If you’re interested in checking your own use of resources such as petrol and electricity, there are a number of ways of going about it. You can get an idea of your petrol use by looking at the service-records for your car, the total number of miles on the clock is typically recorded there. If you know how often you fill up your petrol tank (credit-card receipts, perhaps?) you can get a fair estimate of your mileage that way. For electricity or gas, you can look at your bills over the last year to get a starting point (make sure they’re actual readings, not estimates).
Once you know how much you’ve been using in the past, you have a good incentive to reduce it in the future. You can compare your petrol consumption with others by recording your results at fuelly.com. My Astra is there.

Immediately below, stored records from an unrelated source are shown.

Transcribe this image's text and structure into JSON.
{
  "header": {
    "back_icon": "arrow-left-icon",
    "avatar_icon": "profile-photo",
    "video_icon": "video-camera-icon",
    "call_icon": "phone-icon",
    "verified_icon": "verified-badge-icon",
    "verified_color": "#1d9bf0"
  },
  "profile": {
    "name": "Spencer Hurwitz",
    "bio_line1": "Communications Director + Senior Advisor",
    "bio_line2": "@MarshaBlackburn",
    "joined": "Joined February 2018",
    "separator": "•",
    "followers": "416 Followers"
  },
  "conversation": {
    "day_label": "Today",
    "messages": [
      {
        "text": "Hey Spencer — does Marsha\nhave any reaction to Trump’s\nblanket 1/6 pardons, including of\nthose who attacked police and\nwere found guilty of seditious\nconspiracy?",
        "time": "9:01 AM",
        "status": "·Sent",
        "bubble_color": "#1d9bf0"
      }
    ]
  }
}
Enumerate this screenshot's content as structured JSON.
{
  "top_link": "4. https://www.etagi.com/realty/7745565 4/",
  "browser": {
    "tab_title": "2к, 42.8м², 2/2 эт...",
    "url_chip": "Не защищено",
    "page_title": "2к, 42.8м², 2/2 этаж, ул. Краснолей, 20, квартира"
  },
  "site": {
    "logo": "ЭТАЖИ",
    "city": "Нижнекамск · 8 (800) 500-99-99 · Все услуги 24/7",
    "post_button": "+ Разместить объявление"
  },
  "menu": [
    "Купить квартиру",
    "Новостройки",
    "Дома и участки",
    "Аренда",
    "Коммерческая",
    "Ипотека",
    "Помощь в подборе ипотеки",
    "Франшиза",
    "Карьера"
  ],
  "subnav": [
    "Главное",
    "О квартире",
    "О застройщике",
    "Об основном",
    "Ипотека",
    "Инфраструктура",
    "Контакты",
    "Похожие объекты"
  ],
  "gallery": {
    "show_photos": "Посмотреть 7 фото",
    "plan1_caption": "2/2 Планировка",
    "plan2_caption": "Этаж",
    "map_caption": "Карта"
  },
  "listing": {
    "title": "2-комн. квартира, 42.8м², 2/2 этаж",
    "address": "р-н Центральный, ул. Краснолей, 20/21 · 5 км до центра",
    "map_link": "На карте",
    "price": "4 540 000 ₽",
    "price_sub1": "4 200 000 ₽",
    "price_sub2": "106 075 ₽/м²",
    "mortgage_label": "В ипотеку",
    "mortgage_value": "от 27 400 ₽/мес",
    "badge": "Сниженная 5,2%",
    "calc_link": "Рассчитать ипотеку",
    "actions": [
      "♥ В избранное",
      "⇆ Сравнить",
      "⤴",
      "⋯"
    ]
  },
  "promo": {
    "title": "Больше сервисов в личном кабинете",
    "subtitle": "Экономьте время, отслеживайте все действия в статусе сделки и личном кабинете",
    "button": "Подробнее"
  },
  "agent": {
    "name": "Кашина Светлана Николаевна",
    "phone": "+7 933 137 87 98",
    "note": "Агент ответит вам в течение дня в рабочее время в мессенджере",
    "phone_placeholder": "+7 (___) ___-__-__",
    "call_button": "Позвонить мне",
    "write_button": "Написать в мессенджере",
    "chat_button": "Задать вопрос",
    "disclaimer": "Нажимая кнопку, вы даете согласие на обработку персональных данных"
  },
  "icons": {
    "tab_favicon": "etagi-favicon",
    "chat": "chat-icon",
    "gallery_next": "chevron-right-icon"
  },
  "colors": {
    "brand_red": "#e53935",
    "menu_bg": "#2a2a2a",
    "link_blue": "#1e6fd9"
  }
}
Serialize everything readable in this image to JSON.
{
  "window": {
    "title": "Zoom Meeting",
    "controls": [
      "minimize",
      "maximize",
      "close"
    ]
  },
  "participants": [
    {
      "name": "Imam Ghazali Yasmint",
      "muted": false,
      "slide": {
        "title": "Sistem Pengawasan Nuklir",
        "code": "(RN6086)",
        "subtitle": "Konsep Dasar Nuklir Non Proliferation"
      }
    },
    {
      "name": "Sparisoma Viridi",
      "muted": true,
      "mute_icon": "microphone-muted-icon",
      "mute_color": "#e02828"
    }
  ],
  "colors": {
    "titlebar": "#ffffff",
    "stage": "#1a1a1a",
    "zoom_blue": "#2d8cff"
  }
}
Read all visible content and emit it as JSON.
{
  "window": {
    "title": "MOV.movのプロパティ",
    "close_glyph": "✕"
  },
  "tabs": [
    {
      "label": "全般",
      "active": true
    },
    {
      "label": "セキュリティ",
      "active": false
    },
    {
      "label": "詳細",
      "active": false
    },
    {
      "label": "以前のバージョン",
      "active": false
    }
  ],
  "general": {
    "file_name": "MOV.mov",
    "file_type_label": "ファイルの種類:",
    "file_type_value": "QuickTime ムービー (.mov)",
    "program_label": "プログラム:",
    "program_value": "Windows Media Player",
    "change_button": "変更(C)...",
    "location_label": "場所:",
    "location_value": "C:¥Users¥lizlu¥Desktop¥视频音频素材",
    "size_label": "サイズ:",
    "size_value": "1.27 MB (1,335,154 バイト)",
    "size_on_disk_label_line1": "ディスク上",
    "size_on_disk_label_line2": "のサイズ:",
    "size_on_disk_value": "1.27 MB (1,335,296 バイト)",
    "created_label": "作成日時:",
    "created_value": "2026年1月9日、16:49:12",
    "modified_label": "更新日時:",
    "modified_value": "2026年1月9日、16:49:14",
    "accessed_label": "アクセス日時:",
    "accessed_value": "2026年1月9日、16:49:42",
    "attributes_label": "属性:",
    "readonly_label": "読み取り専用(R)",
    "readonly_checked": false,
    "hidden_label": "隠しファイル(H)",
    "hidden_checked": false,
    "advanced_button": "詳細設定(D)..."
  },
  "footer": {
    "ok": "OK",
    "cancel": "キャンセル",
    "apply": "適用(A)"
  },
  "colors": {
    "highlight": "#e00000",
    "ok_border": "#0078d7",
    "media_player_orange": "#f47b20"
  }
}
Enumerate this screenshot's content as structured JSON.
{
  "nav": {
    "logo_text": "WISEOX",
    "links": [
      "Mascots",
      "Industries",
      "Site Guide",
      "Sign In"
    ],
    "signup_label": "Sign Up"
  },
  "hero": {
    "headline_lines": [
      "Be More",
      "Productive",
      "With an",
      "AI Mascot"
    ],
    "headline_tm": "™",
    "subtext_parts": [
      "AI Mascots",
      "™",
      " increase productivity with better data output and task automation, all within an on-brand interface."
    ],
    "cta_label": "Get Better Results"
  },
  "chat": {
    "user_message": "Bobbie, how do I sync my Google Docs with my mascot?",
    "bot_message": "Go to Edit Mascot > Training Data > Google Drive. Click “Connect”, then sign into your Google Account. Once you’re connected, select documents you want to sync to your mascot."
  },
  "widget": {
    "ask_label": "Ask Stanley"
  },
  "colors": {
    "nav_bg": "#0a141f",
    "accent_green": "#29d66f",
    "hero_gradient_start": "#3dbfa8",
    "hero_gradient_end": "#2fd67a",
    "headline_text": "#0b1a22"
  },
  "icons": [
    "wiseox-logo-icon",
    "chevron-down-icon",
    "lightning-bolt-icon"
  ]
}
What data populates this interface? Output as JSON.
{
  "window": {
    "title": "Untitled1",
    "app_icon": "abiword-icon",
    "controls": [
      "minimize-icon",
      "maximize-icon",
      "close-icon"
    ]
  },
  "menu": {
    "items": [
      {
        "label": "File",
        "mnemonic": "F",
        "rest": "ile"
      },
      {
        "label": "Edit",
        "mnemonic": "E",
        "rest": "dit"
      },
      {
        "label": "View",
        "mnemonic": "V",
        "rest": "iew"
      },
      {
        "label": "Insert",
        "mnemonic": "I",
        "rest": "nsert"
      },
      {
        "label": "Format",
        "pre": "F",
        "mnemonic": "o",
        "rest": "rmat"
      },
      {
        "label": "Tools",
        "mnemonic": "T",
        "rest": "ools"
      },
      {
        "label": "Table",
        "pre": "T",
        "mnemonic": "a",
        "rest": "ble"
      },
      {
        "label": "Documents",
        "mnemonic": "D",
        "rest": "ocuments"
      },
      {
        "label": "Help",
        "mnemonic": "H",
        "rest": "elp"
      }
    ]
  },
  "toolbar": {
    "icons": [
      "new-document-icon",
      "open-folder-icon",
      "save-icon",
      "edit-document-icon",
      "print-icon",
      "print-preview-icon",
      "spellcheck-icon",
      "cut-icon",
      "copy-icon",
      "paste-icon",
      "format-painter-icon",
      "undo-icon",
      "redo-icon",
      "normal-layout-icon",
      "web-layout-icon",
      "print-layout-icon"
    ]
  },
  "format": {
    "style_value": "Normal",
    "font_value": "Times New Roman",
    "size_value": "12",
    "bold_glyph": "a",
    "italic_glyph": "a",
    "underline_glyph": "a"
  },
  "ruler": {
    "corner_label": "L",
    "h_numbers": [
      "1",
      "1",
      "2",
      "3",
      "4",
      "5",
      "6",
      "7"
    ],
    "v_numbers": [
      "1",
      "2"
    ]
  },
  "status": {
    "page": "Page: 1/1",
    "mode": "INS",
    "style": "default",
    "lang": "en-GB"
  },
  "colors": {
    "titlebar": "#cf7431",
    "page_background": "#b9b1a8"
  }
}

If you’re serious about wanting to reduce your consumption, why not sign up with the 10:10 campaign (there’s a separate link for people in the UK). The 10:10 campaign wants people, businesses, and other organisations to reduce their carbon footprint by 10% in 2010. That’s a modest but significant goal which is easy to achieve, and is intended to focus on actually doing the things that are needed, rather than just talking about them. Over 50,000 people have signed up so far, including Pete Postlethwaite, star of the Age of Stupid film.
It has to be said, the 10:10 website is not very well laid out. It took me ages to find the 10:10 blog, for example. They’re looking for a web developer if you’re interested in helping them improve it. You can actually get a better idea of what it’s about from the Wikipedia 10:10 page, which also lists some of the people and organisations that have comitted themselves to action. They include the British cabinet, the Science Museum, Microsoft UK, the Guardian, and a whole bunch of celebrities. I’ll be checking there again in a few days to see if they’ve added my name to the list.
The Guardian are throwing a lot of their weight behind the 10:10 campaign. It’s worth reading their articles by Andrew Simms, Chris Goodall and Ian Katz, among others. I’m convinced 10:10 is worth doing, so I signed up. After all, you can look at it differently, and just think of it as free pizza.